Intro
Following on from my last post regarding mindfulness, I wanted to share a post all about embracing this now. So many of us spend so much time worrying about past and/or future events, and to what gain? The quote I said yesterday sums up everything: worrying will not take away tomorrow’s troubles; it will take away today’s peace. When you exert so much energy into stressing about an upcoming event, you forget to live in the present moment and focus on what you need to do right now.
It’s hard
I know it can be difficult to do this, especially if you’re currently in a busy period at work or in exam season. Stress and anxiety can take over our bodies, leaving us feeling overwhelmed, burnt out or even sick. This is exactly why learning to be mindful and focusing on what matters now – not tomorrow or what could have happened yesterday – is so important. It helps us ground ourselves and work out what actually matters to us.
The ‘what-ifs’
How many times in your life have you said ‘what if’ or ‘if only’. These sentences starters come up so much, especially with reference to what you could have done in a scenario. Now ask yourself, how many times you have stayed up late at night wishing you had said this awesome comeback you have just thought of in an argument you had with a friend 5 years ago? Picture it… yes, we are all guilty of it. And it feels silly, right? All this time we have wasted thinking about the ‘ifs’, ‘buts’, and ‘maybes’. Why don’t we trade that energy in for the present moment? Think about how much more you could do in your day if you didn’t spend so much time worrying about other things?
Advice: stress + workload
I’ll give you some of the best advice I have ever heard, and I am pretty sure this can work for everyone, regardless of who you are and what you do. We all have extensive to-do lists, whether it’s your university studies, housework chores, or work to-dos. You might often find yourself overwhelmed with how much you have to do – particularly when it comes to the weekly to-do list on a Monday morning. Here’s the tip: on your daily list, highlight the top THREE priorities. You might reply to this “I have more than three things to do today!”. Let me stop you there. Just highlight the top THREE that you have to get done. Then, go ahead and get these three done, and after that, if there is time, you can do another task – but only ONE. The other things on your list can be done tomorrow, or the day after. You only have so much time in a day to get it all done, so start with the three most important things. This way, your head will be clearer, and you’ll be focusing on the moment in front of you and what you need to do today.
It’s not all bad
But, hey, maybe a little bit of worrying is helpful.
Worrying, despite its negative connotations, can sometimes serve a purpose in motivating us to take action. Consider preparing for a big exam. In the weeks leading up to it, the anticipation of the exam can induce stress. This stress triggers a physiological response in our bodies, including the release of adrenaline, which can sharpen our focus and increase our energy levels.
This heightened state of alertness can be beneficial as it pushes us to study harder, concentrate more intently, and prioritise our tasks effectively. The pressure we feel compels us to devote more time and effort to preparation, ensuring that we cover the necessary material and perform at our best when the time comes.
Moreover, the anxiety we experience serves as a reminder of the importance of the task at hand, encouraging us to stay disciplined and dedicated to our goals. It prevents complacency and encourages us to strive for excellence.
However, it’s crucial to strike a balance. While a moderate level of stress can be motivating, excessive worry can be detrimental to our well-being and performance. It’s essential to manage stress effectively through techniques such as mindfulness, exercise, and proper time management. By doing so, we can harness the positive aspects of stress while mitigating its harmful effects, ultimately maximising our productivity and success.
Summing up
This blog post incorporates many features. Firstly, embracing the now is the best thing you can do to help combat stress. Secondly, focusing on three main things each day can serve you in a way you didn’t know before. Lastly, stress can help motivate us and push us through to our end goal.

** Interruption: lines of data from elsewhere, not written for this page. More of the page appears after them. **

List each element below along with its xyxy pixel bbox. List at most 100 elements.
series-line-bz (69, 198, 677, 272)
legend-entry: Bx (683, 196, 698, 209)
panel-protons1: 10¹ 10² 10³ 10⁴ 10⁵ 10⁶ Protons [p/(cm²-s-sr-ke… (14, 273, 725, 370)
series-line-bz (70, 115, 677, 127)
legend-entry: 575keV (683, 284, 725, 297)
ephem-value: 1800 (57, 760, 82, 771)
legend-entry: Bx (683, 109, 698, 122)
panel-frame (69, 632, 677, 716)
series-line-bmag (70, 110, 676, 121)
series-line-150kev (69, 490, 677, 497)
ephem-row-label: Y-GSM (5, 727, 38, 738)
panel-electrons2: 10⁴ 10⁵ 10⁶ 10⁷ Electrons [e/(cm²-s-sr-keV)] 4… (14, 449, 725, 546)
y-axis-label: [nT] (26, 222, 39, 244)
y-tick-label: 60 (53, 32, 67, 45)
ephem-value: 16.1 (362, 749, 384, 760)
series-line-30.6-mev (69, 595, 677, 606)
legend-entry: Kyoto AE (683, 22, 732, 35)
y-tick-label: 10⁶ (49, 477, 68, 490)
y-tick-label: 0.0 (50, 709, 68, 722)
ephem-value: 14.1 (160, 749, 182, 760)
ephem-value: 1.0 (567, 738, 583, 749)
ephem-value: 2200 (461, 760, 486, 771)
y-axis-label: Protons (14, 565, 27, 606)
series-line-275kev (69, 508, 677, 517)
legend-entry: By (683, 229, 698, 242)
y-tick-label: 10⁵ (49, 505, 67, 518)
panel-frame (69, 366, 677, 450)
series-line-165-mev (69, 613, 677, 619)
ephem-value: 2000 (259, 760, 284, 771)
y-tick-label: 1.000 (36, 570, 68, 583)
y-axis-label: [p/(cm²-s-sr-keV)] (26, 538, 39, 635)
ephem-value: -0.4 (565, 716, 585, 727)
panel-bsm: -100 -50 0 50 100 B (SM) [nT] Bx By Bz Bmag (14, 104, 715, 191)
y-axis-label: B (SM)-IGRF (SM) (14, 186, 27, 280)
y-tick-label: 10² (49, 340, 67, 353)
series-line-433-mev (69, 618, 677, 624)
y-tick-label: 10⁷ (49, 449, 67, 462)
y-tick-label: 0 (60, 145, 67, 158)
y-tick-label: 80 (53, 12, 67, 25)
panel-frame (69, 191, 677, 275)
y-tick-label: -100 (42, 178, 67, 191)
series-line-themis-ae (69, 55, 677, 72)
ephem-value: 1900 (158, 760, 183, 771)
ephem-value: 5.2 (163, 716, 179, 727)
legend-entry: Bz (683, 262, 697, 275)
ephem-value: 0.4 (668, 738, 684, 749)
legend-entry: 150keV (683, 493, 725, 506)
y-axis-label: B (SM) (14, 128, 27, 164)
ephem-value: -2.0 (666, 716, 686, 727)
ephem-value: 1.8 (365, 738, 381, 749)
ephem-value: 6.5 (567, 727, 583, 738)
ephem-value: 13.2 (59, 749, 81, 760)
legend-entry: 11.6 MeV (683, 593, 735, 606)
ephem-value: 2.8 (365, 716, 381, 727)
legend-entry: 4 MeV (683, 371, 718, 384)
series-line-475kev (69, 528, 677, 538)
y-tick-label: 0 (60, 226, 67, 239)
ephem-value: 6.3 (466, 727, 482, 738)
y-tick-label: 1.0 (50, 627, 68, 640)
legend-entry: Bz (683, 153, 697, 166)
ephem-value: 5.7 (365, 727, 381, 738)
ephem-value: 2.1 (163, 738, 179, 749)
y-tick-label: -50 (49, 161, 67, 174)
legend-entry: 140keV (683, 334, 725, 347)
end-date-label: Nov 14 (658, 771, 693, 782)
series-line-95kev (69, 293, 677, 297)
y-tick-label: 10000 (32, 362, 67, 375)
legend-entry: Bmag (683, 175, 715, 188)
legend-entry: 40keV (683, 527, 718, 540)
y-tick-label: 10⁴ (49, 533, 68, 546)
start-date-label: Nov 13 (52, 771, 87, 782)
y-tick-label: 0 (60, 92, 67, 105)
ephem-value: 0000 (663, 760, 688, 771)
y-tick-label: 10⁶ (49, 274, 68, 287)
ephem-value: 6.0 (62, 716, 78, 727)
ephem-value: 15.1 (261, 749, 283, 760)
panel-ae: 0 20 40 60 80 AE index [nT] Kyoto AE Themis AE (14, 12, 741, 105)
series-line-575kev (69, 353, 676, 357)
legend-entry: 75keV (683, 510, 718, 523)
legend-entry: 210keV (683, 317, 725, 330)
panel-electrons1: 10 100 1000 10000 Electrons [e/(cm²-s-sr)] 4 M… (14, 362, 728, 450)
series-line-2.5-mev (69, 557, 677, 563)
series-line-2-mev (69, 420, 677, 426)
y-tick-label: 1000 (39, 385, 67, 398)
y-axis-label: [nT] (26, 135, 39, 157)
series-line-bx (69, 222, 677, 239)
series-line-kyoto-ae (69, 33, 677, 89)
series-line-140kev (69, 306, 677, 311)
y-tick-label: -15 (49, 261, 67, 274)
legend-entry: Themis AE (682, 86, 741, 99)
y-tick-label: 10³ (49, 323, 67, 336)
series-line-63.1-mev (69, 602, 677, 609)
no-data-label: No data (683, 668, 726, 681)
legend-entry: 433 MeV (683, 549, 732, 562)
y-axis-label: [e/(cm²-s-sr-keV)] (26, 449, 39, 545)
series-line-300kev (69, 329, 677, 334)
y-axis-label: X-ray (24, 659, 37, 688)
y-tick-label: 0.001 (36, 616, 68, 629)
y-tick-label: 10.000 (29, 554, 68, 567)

I honestly cannot stress (pun intended) enough how important it is to be present. It’s that simple. Ok, maybe you are just a stressy-type person and you’re always overwhelmed (I’ll be looking into this more in an upcoming blog post), and right now on this jourrney, that’s ok too. I just ask this one thing from you, whether you meditate or not, I don’t care. Spend at least 10 minutes a day being in the here and now. Maybe where you are in your journey right now that means just watching TV, or maybe it is meditation, if that’s something you enjoy and find value in. Whatever way works for you, find time EVERY DAY to be present – and you’ll soon see the benefits.